Lorsque le miel à un goût de cendres.
La mort est à la mode. L’apothéose de la douleur, le triomphe de la souffrance, l’éloge de la perte. Et lorsque les lumières se rallument tandis que notre joie s’obscurcit, on se demande, de façon légitime si l’industrie cinématographique ne serait pas sponsorisée par Kleenex. Aspirons une grande bouffée d’air. Supplions là de nous être salvatrice.
Avant toi est l’adaptation du roman éponyme, écrit par Jojo Moyes, romancière britannique qui revêtira également le rôle de scénariste pour ce long-métrage. Le récit nous emmène au cœur d’un paysage empli de charme et d’enchantement. Un village sucré dominé par un château typiquement anglais. Ce décor à quelque chose d’irréel tant sa beauté nous semble chimérique, faisant écho à un univers Disney type La Belle et la Bête. Sauf que l’héroïne ne vit pas dans une adorable chaumière mais dans une maison rurale moderne, avec toute sa famille. Lou (Emilia Clarke, la célèbre Mother of Dragons dans Game Of Thrones), pétillante jeune femme, aussi rayonnante qu’un soleil à son zénith. Aussi nos yeux se plaisent quelques instants à la contempler avant de cligner douloureusement les paupières, tant les rayons sont véhéments. Trop de couleurs, trop de mièvreries, trop d’arabesques, trop de sirops, trop de sucres. On frôle le diabète
A l’exact opposé, nous avons Will Traynor (Sam Claflin de la saga Hunger Games). Ancien homme viril et sportif qui voit sa vie se dérober lorsqu’une moto le percute, le rendant alors tétraplégique. Évidemment, Will est également le propriétaire du château, riche héritier. Pourquoi ne voit-on jamais de personnes handicapées issues de la classe inférieure (Cf Intouchables, l’Homme de chevet) ? Will est cynique, désabusé, funeste. Il prévient ses parents de son choix inexorable, dans six mois il partira en Suisse pour se faire euthanasier. L’enthousiaste de Lou parviendra-t-elle à le faire changer d’avis ? L’enjeu est révélé dès le début. Six mois pour le sauver. Six mois pour prouver que l’amour peut guérir. Que la vie n’est pas vaine, qu’il faut toujours continuer le combat. Six mois pour retrouver son émerveillement perdu.

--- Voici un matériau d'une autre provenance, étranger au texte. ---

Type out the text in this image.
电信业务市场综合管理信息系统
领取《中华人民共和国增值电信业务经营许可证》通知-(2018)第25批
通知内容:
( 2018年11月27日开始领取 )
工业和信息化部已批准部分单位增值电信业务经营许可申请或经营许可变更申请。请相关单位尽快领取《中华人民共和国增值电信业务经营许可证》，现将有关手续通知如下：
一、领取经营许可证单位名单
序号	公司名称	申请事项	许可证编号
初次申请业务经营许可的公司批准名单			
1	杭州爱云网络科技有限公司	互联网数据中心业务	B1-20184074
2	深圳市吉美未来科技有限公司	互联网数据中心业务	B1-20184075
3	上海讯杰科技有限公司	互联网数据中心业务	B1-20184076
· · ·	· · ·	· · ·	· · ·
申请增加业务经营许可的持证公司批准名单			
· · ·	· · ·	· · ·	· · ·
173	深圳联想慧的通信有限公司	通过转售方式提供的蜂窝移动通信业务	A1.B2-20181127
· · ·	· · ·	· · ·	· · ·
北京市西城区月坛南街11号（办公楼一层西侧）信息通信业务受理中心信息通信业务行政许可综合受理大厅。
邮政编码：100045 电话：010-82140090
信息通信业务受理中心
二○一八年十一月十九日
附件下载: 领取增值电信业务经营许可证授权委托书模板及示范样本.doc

Quelle est l’antidote du spleen ? Certains disent que c’est l’idéal.
Ce n’est pas tant le récit en lui-même qu’il faut blâmer mais les choix de mise en scène de la réalisatrice Thea Sharrock. En décidant d’user des spécificités classiques des comédies romantiques telles que les séquences de musique pop et girly, le montage nerveux et elliptique, la romance qui fleurit, le choix des acteurs pour cibler un public adolescent. Le tout est assemblé, secoué ensemble et filmé sous le prisme de l’humour. Un humour frais et léger. Cet humour profondément optimiste qui garantit presque un Happy End. Inconsciemment, nous reconnaissons les codes auxquels nous sommes habitués dans ce genre d’œuvre. Et c’est là justement, que nous nous faisons cruellement berner. La rencontre, la séduction, l’amour, la dispute. Regardons notre montre, il reste vingt minutes. La réconciliation ne devrait pas tarder à arriver. Et bien non, la réconciliation est troquée par la mort. Une mort trop brutale, âpre. Une mort que l’on devait éviter dès le début, une mort dont on se sépare au fil des minutes tant des indices sont dévoilés avec les propos de la mère « Avant toi, il n’avait jamais ri comme ça », « Avant toi, il ne s’était jamais rasé », de l’aide-soignant « Je veux qu’il vive ».
Il suffit de si peu pour se sentir en vie.
Ce traitement atrophie notre jugement car la détresse de Will – véritable sujet du roman – est complément occultée au profit de la tendresse amoureuse des deux personnages et de leurs échanges de sourires niais et béants. Son désarroi, son quotidien insupportable, ses douleurs physiques et morales sont mises de côté tandis que sa souffrance, trop édulcorée, nous paraît abstraite et décrédibilise sa décision finale. On ignore qu’il endure, qu’il se débat, qu’il implose. On ne comprend pas son choix, on s’en insurge. Pire, on cultive une illusion. Et le ciel vire couleur charbon. Où est l’espoir ? Où est le sens ? L’euthanasie, ce débat –aussi délicat soit-il- est avorté dès le début car la mise en scène refuse d’être neutre. Et même si les œuvres d’arts peuvent parfois être de puissantes catharsis, ici, le pathos atteint un paroxysme si effarant en nous faisant croire jusqu’à la dernière seconde que l’espérance est permise pour finalement nous l’arracher sans anesthésiant, que même nos larmes ont un goût cruellement amères.